Tiger King – Saison 2 : Adieu les fauves

L’année dernière, à la faveur d’un confinement mondial dont vous aurez sûrement entendu parler, une série documentaire sur Netflix avait fait l’objet d’un véritable phénomène, sortant au bon moment alors que les gens n’avaient guère d’autres options que celle de rester chez eux à regarder la télé. Tiger King a créé le buzz, le monde entier connaissant désormais les noms de Joe Exotic ou de Carole Baskin, se régalant de leurs frasques, débattant pour savoir si Carole a tué ou non son premier mari Don Lewis dont plus personne n’a de nouvelles depuis près de vingt ans. Un programme à base de grands félins, de personnages hauts en couleur tous prêts à s’insulter et à se tirer dans les pattes, une belle brochette d’ordures et de rednecks que même les frères Coen n’oseraient pas inventer.

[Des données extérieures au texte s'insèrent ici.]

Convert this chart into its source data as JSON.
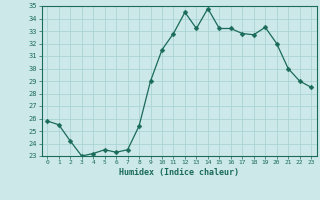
{
  "x": [
    0,
    1,
    2,
    3,
    4,
    5,
    6,
    7,
    8,
    9,
    10,
    11,
    12,
    13,
    14,
    15,
    16,
    17,
    18,
    19,
    20,
    21,
    22,
    23
  ],
  "y": [
    25.8,
    25.5,
    24.2,
    23.0,
    23.2,
    23.5,
    23.3,
    23.5,
    25.4,
    29.0,
    31.5,
    32.8,
    34.5,
    33.2,
    34.8,
    33.2,
    33.2,
    32.8,
    32.7,
    33.3,
    32.0,
    30.0,
    29.0,
    28.5
  ],
  "line_color": "#1a6b5a",
  "marker": "D",
  "marker_size": 2.5,
  "bg_color": "#cce8e8",
  "grid_color": "#aad4d4",
  "xlabel": "Humidex (Indice chaleur)",
  "ylim": [
    23,
    35
  ],
  "xlim": [
    -0.5,
    23.5
  ],
  "yticks": [
    23,
    24,
    25,
    26,
    27,
    28,
    29,
    30,
    31,
    32,
    33,
    34,
    35
  ],
  "xticks": [
    0,
    1,
    2,
    3,
    4,
    5,
    6,
    7,
    8,
    9,
    10,
    11,
    12,
    13,
    14,
    15,
    16,
    17,
    18,
    19,
    20,
    21,
    22,
    23
  ]
}
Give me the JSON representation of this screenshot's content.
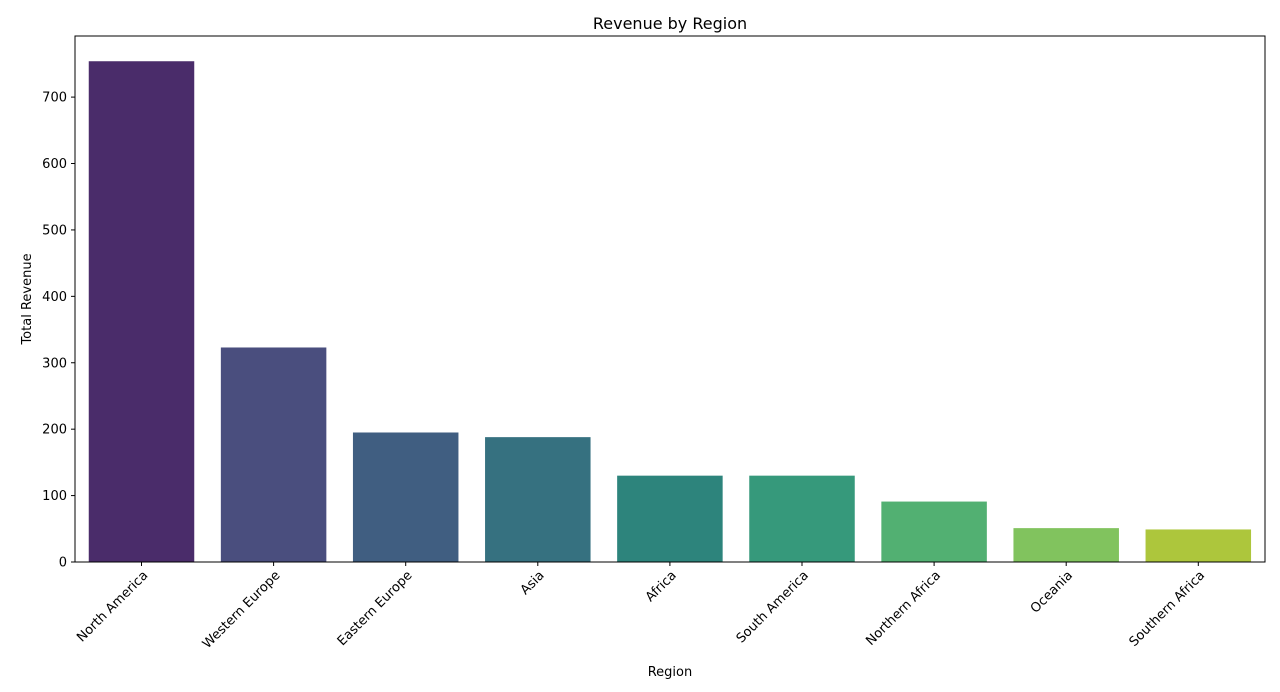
{
  "chart_data": {
    "type": "bar",
    "title": "Revenue by Region",
    "xlabel": "Region",
    "ylabel": "Total Revenue",
    "categories": [
      "North America",
      "Western Europe",
      "Eastern Europe",
      "Asia",
      "Africa",
      "South America",
      "Northern Africa",
      "Oceania",
      "Southern Africa"
    ],
    "values": [
      754,
      323,
      195,
      188,
      130,
      130,
      91,
      51,
      49
    ],
    "colors": [
      "#4a2c6a",
      "#4a4e7e",
      "#405e81",
      "#367180",
      "#2d847c",
      "#36997b",
      "#52b072",
      "#81c35e",
      "#adc63c"
    ],
    "ylim": [
      0,
      792
    ],
    "yticks": [
      0,
      100,
      200,
      300,
      400,
      500,
      600,
      700
    ],
    "grid": false,
    "legend": "none"
  }
}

Autant dire que pendant le confinement, le spectacle – ahurissant tellement il multipliait les rebondissements véridiques – avait fort diverti malgré ses limites évidentes, la série s’étant laissée dépasser par ses personnages alors qu’elle devait à la base parler de maltraitance animale, une maltraitance animale passée au second plan.

Et cette fois, pour cette nouvelle saison composée de cinq épisodes seulement, les réalisateurs Eric Goode et Rebecca Chaiklin semblent avoir succombé au piège de la série qu’ils ont eux-mêmes fabriqué : puisque parler d’une bande d’abrutis prêts à toutes les crasses du monde avait cartonné, on recommence et on exploite le filon à fond. Manque de bol, Joe Exotic étant en prison et malade d’un cancer et Carole Baskin ayant refusé de participer à cette saison suite au tollé médiatique qu’elle s’est pris sur la tronche après la diffusion de la saison 1 (en même temps, la saison et ses interventions face caméra ne laissait que peu de doute sur sa culpabilité concernant la disparition de son premier mari – même si les preuves manquent), la série doit se tourner vers d’autres personnages.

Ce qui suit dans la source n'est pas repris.